Deux nouveaux tableaux de René Magritte font partie de l’accrochage du musée à Bruxelles, prêtés pour une longue durée par la famille Spaak. Ils sont particulièrement émouvants et rappellent, au moment où vient de mourir Antoinette Spaak, un épisode dramatique et héroïque dans l’histoire de la famille.

Dans les années 30, Claude Spaak, frère du ministre Paul-Henri Spaak, l’oncle donc d’Antoinette Spaak, dirigeait la société des expositions au Palais des Beaux-Arts et entretenait alors d’excellents rapports avec Magritte, lui achetant beaucoup d’oeuvres et lui commandant des portraits de sa famille.

On peut admirer désormais au musée de la place Royale, le portrait de l’épouse de Claude Spaak, née Suzanne Lorge, peint en 1936 par Magritte qui la représente comme dans une page d’un livre face aux nuages, avec, devant, déposé sur un tissu rouge, un oeuf. L’autre tableau peint en 1937 montre les deux enfants du couple Spaak: Bazou et Pilette qui entourent une fenêtre ouverte avec une chandelle allumée, signe de vie, et une procession d’objets mystérieux chers à Magritte: lion, buste antique , etc.

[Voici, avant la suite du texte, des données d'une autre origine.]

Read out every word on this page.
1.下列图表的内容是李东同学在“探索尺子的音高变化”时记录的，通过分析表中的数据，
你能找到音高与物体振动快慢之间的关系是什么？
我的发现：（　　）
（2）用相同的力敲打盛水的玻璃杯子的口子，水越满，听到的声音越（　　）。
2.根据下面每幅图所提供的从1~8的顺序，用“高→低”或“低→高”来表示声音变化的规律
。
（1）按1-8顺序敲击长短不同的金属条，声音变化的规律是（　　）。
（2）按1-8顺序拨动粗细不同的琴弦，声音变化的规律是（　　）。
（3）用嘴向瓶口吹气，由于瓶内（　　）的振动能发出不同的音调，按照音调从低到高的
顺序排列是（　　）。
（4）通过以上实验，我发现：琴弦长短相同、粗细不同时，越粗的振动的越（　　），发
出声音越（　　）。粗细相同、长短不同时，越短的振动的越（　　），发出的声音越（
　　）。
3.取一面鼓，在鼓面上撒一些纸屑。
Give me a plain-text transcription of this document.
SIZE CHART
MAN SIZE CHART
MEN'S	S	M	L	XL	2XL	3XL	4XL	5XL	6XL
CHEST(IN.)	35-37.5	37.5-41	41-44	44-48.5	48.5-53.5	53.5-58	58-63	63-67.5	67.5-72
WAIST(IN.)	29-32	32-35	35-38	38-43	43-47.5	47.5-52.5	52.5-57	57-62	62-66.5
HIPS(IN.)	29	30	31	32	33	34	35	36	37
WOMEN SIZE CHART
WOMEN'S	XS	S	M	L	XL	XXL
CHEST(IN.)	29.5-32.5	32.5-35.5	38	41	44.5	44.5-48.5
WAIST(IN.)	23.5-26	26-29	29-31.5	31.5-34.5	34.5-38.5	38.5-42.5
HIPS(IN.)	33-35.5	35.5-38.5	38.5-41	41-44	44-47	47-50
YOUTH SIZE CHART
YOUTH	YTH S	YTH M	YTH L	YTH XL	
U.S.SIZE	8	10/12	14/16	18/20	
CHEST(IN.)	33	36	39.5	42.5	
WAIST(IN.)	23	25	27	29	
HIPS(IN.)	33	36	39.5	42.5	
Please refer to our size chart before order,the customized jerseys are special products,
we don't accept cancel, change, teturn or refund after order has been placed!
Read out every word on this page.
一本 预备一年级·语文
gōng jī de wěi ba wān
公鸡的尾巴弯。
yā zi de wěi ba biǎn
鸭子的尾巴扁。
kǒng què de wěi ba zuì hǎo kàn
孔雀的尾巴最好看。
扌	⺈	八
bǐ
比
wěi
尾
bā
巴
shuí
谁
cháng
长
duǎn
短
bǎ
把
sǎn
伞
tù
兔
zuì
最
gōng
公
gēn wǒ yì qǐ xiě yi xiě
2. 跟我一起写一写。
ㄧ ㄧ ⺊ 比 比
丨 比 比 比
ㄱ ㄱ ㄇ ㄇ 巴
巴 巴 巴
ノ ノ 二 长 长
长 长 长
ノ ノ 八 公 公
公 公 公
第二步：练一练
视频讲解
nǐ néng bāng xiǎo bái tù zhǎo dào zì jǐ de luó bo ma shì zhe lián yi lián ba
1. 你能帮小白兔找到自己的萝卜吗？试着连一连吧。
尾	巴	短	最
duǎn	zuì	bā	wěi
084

Le portrait de Suzanne Spaak, très émouvant, vient rappeler aujourd’hui l’engagement de cette grande dame durant la guerre, un exemple de courage qui reste exemplaire à l’heure des replis sur soi et de la montée à nouveau de l’extrême droite et de l’anti-sémitisme.

Durant la guerre, Suzanne Spaak, née en 1905, son mari et leurs deux enfants vivaient à Paris une vie de luxe. Mais vite elle décide de rejoindre la Résistance dans le Mouvement national contre le racisme. Son appartement devient un lieu de rencontre pour les résistants. Elle distribue aussi des prospectus et aide à sauver des Juifs de la persécution. Suzanne Spaak est alors affectée au service de renseignements L’Orchestre rouge piloté par Leopold Trepper pour aider les agents de renseignement. Elle participe à une action pour sauver 163 enfants juifs de la déportation. Elle prend tous les risques en abrite certains enfants chez elle en attendant de trouver un lieu sûr.

© Fondation Magritte

Mais le réseau L’Orchestre rouge est peu à peu démantelé par la Gestapo, 600 personnes sont arrêtées dont, en octobre 1943, Suzanne Spaak incarcérée et torturée à la prison de Fresnes. Le 12 août 1944 juste avant la libération de Paris, elle est assassinée dans sa cellule par l’officier de la Gestapo Heinz Pannwitz. Elle avait 38 ans. En 1985, le mémorial Yad Vashem à Jérusalem lui a décerné à titre posthume le titre de Juste des Nations.

Il est très émouvant de revoir au musée Magritte le visage de Suzanne Spaak qui incarna tant le courage et l’engagement jusqu’à la mort.